Wir haben den Versuch unternommen, durch die Freilegung einiger wesentlicher Elemente der Tiefenstruktur der amerikanischen Außenpolitik bestimmte Wirkungskräfte und deren Wirkungsrichtung, also eine Tendenz zu ermitteln. Diese Tendenz wird sich aber nicht selbsttätig und geradlinig durchsetzen, sondern einem Kräftefeld widerstreitender Einflüsse ausgesetzt sein. Mit der Auflösung des Ost-West-Konflikts haben wir bereits einen der dabei zu berücksichtigenden begünstigenden Faktoren benannt. Allerdings scheint, wie der Golfkrieg zeigt, gerade der damit einhergehende Rückzug der Sowjetunion aus ihrer ehemaligen Rolle als zweite globale Ordnungsmacht atavistische Gelüste in den USA geweckt zu haben, wieder allein für „Recht und Ordnung“ sorgen zu wollen. Unter weiteren Gegenkräften zu der prognostizierten Entwicklungstendenz stellt der „leadership lag“ der zur Übernahme von kollektiven Ordnungsund Konfliktregelungsfunktionen aufgerufenen Europäer die vielleicht wichtigste dar. Gerade bei einer Militarisierung von Konflikten wird Westeuropa dazu neigen, der auf diesem Gebiet noch funktionstüchtigen alten Hegemonialmacht globalpolitische Ordnungsfunktionen zuzuschieben.

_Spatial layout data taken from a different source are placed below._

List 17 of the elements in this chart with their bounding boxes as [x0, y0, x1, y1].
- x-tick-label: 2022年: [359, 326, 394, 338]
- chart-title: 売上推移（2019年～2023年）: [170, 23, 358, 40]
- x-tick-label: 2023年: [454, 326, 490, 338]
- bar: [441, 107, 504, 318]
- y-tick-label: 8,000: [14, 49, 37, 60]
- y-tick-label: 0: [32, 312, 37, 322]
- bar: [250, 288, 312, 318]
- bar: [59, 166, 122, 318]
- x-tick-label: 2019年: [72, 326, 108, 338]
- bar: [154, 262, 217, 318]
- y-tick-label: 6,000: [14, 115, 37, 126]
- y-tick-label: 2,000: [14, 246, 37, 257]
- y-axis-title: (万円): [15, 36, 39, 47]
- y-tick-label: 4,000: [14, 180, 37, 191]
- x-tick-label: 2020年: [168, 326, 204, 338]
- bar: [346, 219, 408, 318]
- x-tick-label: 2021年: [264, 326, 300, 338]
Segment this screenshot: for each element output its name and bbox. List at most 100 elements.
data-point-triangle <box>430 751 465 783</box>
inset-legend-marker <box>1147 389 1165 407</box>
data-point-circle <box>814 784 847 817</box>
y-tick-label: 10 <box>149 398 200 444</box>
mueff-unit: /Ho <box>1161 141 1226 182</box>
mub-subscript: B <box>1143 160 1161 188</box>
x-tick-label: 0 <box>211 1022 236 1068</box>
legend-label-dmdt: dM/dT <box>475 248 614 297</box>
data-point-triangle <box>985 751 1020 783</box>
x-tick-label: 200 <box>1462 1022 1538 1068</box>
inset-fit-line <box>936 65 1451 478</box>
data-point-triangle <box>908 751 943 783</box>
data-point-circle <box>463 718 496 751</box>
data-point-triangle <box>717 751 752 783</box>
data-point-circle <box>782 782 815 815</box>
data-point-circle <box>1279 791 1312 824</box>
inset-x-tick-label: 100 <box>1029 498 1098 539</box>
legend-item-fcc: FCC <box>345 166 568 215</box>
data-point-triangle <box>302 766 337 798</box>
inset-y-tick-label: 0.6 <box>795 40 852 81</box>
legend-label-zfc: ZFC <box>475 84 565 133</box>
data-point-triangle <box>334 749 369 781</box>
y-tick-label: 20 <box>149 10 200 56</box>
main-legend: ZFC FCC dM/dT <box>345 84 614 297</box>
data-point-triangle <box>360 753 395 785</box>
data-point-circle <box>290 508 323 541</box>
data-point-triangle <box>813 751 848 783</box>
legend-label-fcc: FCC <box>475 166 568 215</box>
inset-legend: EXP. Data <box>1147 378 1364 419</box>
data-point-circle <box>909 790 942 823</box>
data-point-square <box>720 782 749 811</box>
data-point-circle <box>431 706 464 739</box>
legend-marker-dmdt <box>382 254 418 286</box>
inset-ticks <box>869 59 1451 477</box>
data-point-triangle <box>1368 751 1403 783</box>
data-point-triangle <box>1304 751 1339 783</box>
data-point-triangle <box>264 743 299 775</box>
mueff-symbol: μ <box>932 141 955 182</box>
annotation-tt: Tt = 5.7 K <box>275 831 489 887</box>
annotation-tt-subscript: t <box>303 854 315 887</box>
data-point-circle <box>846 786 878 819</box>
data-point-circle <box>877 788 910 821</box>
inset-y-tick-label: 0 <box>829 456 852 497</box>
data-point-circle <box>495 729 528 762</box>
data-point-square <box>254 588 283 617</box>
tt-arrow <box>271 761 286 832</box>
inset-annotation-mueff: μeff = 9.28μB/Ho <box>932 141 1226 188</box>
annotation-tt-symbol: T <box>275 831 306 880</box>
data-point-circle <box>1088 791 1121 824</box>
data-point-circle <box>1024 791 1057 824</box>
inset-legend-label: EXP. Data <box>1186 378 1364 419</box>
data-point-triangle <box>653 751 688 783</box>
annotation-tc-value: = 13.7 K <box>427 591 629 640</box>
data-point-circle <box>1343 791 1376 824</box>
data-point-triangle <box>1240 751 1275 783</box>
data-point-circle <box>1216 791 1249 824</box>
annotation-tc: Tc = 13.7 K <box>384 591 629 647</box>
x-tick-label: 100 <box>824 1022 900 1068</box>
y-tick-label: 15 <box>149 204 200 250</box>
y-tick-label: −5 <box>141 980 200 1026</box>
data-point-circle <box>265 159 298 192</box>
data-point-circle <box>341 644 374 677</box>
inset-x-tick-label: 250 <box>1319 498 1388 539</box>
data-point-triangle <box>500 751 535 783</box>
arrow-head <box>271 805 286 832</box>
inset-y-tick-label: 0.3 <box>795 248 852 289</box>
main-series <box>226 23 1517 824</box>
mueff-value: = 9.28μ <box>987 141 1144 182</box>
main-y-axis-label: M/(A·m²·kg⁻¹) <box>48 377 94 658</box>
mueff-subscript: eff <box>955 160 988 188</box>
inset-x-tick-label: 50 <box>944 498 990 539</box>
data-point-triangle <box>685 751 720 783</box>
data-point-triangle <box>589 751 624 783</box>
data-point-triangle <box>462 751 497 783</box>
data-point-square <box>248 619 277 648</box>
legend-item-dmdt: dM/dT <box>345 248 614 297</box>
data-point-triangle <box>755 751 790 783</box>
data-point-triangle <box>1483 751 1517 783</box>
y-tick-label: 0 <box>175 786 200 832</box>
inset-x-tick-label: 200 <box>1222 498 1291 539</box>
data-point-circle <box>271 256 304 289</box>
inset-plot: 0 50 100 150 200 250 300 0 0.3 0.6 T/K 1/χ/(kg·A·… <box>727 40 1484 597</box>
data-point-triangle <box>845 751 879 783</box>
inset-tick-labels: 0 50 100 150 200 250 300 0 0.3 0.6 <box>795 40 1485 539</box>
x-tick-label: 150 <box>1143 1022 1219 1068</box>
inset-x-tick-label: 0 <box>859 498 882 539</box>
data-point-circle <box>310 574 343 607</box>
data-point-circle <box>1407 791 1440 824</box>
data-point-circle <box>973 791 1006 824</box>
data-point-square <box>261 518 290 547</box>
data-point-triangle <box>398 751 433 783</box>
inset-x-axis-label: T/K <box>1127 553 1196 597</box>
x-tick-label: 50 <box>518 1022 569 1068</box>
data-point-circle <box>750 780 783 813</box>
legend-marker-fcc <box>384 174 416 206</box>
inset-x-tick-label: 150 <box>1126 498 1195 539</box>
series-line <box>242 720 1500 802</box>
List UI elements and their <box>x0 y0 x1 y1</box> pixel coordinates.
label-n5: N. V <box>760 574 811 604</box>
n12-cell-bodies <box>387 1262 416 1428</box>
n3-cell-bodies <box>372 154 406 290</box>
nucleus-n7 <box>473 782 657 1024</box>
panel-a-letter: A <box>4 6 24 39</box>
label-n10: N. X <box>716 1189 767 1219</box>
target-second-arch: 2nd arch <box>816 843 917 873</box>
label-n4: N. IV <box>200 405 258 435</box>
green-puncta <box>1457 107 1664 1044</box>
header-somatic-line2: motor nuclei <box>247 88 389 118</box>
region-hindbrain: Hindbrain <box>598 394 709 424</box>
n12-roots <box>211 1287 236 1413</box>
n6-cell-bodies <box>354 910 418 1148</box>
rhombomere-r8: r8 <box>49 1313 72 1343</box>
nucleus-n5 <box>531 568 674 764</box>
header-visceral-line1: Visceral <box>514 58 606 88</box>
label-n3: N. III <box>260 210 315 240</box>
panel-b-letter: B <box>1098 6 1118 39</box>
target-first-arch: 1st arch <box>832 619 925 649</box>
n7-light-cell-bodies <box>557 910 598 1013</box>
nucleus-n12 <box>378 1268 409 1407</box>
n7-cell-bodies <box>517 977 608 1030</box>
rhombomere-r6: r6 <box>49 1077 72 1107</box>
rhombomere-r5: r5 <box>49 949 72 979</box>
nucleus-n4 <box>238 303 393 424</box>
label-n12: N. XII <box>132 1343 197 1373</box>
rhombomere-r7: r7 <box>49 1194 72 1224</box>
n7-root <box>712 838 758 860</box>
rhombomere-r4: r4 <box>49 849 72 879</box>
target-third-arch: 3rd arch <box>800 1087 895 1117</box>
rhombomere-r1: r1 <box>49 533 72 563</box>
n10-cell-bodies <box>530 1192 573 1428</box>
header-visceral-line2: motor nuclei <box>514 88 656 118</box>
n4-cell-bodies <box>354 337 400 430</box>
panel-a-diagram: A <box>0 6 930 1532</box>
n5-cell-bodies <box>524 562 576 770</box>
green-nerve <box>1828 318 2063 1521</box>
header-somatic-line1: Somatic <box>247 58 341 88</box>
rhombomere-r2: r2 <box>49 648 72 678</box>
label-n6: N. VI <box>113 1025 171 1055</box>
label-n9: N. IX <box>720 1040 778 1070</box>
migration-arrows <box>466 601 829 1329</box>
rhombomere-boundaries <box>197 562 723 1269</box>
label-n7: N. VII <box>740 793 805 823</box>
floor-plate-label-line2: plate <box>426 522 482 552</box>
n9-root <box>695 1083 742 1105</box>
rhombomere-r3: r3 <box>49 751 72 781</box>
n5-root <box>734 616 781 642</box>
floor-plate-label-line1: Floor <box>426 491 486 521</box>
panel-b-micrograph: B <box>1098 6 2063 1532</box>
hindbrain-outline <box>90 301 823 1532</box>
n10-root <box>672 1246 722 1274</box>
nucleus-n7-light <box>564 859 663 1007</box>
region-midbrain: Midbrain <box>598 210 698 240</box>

Keinen Anlaß für einen etwaigen Wunsch der europäischen Nachbarn nach dauerhafter amerikanischer Präsenz in Europa bietet allerdings das neue Deutschland mehr: Während die Anwesenheit der USA in Europa nach dem Zweiten Weltkrieg nicht zuletzt auch der Eindämmung des deutschen Militarismus gegolten hatte dürfte nun gegenüber dem sich als besonders friedliebender „Drückeberger“ entpuppenden Deutschland dieser Grund für eine Existenzverlängerung des atlantischen Militärbündnisses und der amerikanischen Präsenz in Europa entfallen sein.